University of Illinois Extension
Just the facts: The length of time your poinsettia will give you pleasure in your home is dependent on (1) the maturity of the plant, (2) when you buy it, and (3) how you treat the plant. With care, poinsettias should retain their beauty for weeks and some varieties will stay attractive for months.
After you have made your poinsettia selection, make sure it is wrapped properly because exposure to low temperatures even for a few minutes can damage the bracts and leaves.
Unwrap your poinsettia carefully and place in indirect light. Six hours of light daily is ideal. Keep the plant from touching cold windows.
Keep poinsettias away from warm or cold drafts from radiators, air registers or open doors and windows.
Ideally poinsettias require daytime temperatures of 60 to 70°F and night time temperatures around 55°F. High temperatures will shorten the plant’s life. Move the plant to a cooler room at night, if possible.
Check the soil daily. Be sure to punch holes in foil so water can drain into a saucer. Water when soil is dry. Allow water to drain into the saucer and discard excess water. Wilted plants will tend to drop bracts sooner.
Fertilize the poinsettia if you keep it past the holiday season. Apply a houseplant fertilizer once a month. Do not fertilize when it is in bloom.

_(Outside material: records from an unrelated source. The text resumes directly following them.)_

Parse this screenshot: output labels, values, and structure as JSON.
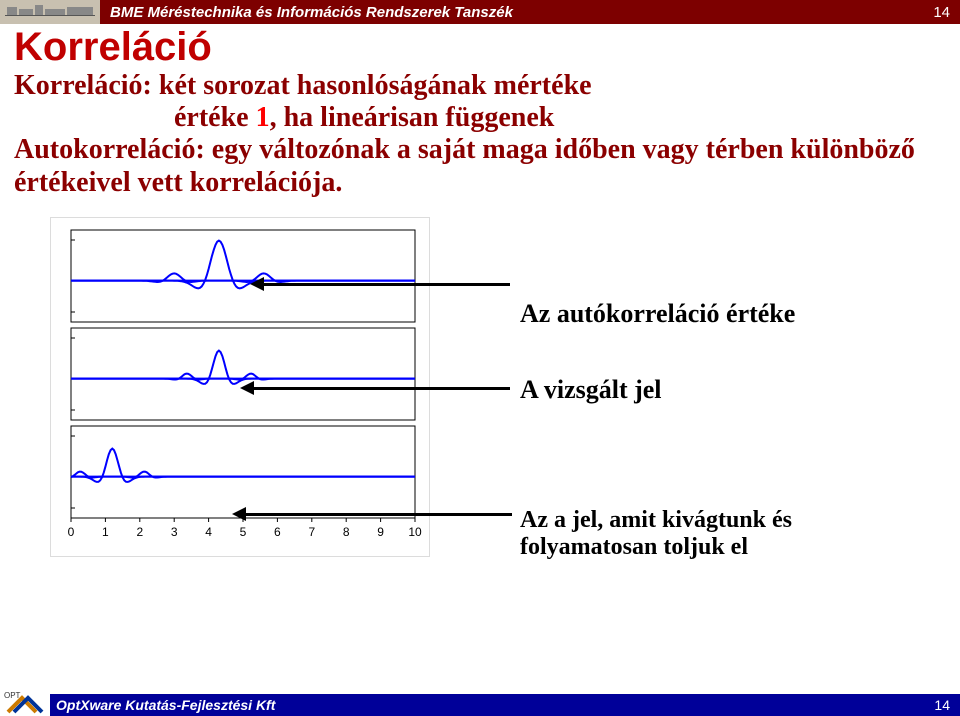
{
  "header": {
    "text": "BME Méréstechnika és Információs Rendszerek Tanszék",
    "page": "14"
  },
  "title": "Korreláció",
  "line1_prefix": "Korreláció:",
  "line1_rest": " két sorozat hasonlóságának mértéke",
  "line2_prefix": "értéke ",
  "line2_value": "1",
  "line2_rest": ", ha lineárisan függenek",
  "line3_prefix": "Autokorreláció:",
  "line3_rest": " egy változónak a saját maga időben vagy térben különböző értékeivel vett korrelációja.",
  "annotations": {
    "a1": "Az autókorreláció értéke",
    "a2": "A vizsgált jel",
    "a3_l1": "Az a jel, amit kivágtunk és",
    "a3_l2": "folyamatosan toljuk el"
  },
  "chart": {
    "line_color": "#0000ff",
    "axis_color": "#000000",
    "box_border": "#000000",
    "x_ticks": [
      "0",
      "1",
      "2",
      "3",
      "4",
      "5",
      "6",
      "7",
      "8",
      "9",
      "10"
    ]
  },
  "footer": {
    "text": "OptXware Kutatás-Fejlesztési Kft",
    "page": "14"
  }
}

Forcing a poinsettia. To get a poinsettia to reflower you have to keep it in total darkness between 5 pm and 8 am. Start this around October 1st and continue until color shows on the bracts; usually around early to mid-December. Any little exposure to light can prevent flowering. Covering the plant with a light-proof bag and placing it in a closet might work. Night time temperatures above 70-75°F can decay or prevent flowering.

Poinsettia Facts Poinsettias are native to Mexico. The Aztecs called the poinsettia Cuetlaxochitl. They made a reddish purple dye from the bracts.
Chile and Peru called the poinsettia the “Crown of the Andes.”
Poinsettias are part of the Euphorbiaceae family. Many plants in this family ooze a milky sap. Some people may have skin irritation from the milky sap.
In nature, poinsettias are perennial flowering shrubs that can grow to ten feet tall. The showy colored parts of poinsettias that most people think are the flowers are actually colored bracts (modified leaves).
Poinsettias are priced according to the number of blooms. The more blooms, the more expensive the plant.
The flowers or cyathia of the poinsettia are in the center of the colorful bracts.
Poinsettias have been called the lobster flower and flame leaf flower.

Poinsettias are not poisonous. A study at Ohio State University showed that a 50 pound child who ate 500 bracts might have a slight tummy ache. Poinsettia sap that can irritate the skin and cause an upset stomach if consumed in large enough quantities.
A fresh poinsettia is one on which little or no yellow pollen is showing on the flower clusters in the center of the bracts. Plants that have shed their pollen will soon drop their colorful bracts.
Poinsettias were introduced into the United States in 1825 by Joel Poinsett.


One response to “Caring for Poinsettias

  1. Maybe I’ll try getting one this year. I’ve always wanted to. They are so festive and bright. I told my husband about keeping them in total darkness because I remember my grandma putting hers in the closet. He told me I made it up. I can’t wait to show him this! ha!